Después de que aquel joven estadounidense llevara a cabo la matanza en aquel
colegio de Conneticut, Barak Obama tendrá que enfrentarse, no solo a la
oposición de los republicanos, sino a los impedimentos puestos por las empresas
armamentísticas y los lobbys de presión que, como tradicionalmente ocurre en la
historia de Estados Unidos, se las
ingeniarán para cambiar la política del gobierno. Habrá que preguntarse qué
pasará con el proyecto de ley planteado por la administración Obama de prohibir
las armas de asalto en manos privadas. No hay que olvidar que en 2008 la Asociación Nacional
del Rifle invirtió 40 millones de dólares en campaña electoral tanto para
republicanos como demócratas, a cambio de que el gobierno combatiese propuestas
contra la compra o posesión de armas. Así
pues, no interesa dar un toque de atención a estas entidades.
La reacción de varios legisladores en
algunos estados ante este suceso es digna de apuntar en los anales de la
historia de la ineptitud política.
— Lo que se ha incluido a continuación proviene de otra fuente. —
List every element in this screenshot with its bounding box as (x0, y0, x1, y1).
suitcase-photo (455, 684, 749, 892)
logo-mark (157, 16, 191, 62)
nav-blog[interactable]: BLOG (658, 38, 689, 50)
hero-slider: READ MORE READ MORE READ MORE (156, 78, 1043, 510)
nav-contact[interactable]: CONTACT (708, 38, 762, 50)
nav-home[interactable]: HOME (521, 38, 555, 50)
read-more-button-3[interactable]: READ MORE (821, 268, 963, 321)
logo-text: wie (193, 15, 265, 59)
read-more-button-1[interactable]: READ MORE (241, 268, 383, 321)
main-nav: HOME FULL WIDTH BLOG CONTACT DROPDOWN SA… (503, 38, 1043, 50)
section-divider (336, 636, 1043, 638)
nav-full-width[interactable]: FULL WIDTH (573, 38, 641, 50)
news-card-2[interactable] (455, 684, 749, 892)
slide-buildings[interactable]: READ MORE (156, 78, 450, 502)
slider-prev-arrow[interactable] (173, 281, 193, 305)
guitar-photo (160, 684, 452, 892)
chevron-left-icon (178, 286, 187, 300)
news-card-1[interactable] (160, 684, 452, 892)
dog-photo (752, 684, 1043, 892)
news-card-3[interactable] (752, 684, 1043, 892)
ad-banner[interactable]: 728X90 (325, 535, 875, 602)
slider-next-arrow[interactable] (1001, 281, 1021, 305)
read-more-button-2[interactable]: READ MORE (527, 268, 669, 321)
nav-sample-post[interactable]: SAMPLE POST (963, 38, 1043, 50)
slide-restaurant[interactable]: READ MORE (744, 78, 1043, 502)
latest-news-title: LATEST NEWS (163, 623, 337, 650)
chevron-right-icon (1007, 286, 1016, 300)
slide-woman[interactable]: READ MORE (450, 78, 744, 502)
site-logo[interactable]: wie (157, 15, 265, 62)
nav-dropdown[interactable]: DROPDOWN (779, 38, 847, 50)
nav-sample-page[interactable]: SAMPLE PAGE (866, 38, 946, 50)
Medidas como permitir a profesores que porten armas en los colegios para proteger a
los alumnos, o vender mochilas antibalas a los estudiantes, pone de manifiesto
la influencia de los intereses económicos y la imposibilidad de reaccionar
políticamente ante ellos. Pero también muestra uno de los elementos
caracterizadores de la sociedad norteamericana; el miedo. Estados Unidos es un país que, por su
historia, está condenada a la turbación. Después de financiar guerras en países
de África, Asia y América Latina para salvaguardar su imperio, después de
potenciar el terrorismo en Oriente Medio
o de vivir bajo la influencia de unos medios de comunicación que contribuyen a
insuflar el miedo con sus películas apocalípticas; es lógico que los ciudadanos
norteamericanos duerman con su Smith & Wesson bajo la almohada.
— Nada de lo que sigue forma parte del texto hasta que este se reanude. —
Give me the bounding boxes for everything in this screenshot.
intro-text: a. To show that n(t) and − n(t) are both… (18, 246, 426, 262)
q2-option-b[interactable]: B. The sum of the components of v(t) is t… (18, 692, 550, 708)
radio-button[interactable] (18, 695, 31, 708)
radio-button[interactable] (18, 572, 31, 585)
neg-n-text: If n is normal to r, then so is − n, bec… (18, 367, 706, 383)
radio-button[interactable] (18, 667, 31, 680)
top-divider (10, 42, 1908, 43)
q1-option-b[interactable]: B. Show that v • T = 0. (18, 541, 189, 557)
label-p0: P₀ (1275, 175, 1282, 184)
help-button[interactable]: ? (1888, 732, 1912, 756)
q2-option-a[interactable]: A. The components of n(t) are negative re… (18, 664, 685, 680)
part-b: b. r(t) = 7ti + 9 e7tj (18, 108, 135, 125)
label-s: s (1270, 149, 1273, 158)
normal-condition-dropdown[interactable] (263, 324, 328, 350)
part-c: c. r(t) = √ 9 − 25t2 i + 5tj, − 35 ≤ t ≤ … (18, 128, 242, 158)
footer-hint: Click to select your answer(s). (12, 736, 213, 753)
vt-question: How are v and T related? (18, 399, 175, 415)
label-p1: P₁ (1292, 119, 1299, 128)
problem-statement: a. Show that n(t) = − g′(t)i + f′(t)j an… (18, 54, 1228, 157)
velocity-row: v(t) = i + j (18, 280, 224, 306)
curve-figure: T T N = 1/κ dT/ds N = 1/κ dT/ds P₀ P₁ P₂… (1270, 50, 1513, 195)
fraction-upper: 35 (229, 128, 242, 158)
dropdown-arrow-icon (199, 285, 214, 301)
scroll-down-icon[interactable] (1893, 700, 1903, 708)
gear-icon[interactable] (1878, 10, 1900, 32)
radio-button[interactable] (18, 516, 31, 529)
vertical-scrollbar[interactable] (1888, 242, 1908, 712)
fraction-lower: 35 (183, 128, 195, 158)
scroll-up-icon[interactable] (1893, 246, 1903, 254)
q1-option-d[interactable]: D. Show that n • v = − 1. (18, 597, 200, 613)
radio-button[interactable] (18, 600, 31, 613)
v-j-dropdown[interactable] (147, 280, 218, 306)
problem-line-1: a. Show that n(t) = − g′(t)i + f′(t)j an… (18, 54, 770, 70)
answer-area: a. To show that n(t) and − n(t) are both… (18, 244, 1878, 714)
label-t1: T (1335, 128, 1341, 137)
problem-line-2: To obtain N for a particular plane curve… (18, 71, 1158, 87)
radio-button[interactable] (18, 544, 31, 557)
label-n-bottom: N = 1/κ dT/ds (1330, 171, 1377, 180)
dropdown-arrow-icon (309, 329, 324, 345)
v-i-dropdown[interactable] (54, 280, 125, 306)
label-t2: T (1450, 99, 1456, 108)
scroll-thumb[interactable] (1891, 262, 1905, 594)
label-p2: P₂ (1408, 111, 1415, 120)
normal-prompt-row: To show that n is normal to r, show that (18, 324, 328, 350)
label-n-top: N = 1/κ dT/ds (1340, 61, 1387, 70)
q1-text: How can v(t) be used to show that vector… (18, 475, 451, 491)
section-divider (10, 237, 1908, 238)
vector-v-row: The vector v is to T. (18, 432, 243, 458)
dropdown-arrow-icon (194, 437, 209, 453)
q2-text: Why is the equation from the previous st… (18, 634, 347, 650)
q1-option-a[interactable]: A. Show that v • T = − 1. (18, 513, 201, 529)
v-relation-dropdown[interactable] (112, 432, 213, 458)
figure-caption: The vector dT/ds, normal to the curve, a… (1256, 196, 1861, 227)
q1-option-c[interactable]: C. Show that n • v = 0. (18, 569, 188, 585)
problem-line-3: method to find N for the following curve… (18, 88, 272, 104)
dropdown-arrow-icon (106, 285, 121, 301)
Retirar la segunda enmienda de la constitución
americana, que reconoce el derecho del estadounidense a portar un arma de fuego, es un trabajo que
desde el poder público es casi imposible, pero también lo será tomar medidas
para limitar el acceso a las armas, como ha propuesto el congreso. Mientras
estas entidades intervengan en las decisiones de los actores políticos de
Estados Unidos –y, prácticamente, de los de todo el mundo- habrá más tiroteos
en los centros de enseñanza; atracos a mano armada en las tiendas de 24 horas,
y batallas campales entre gangas de los oscuros barrios del Bronx.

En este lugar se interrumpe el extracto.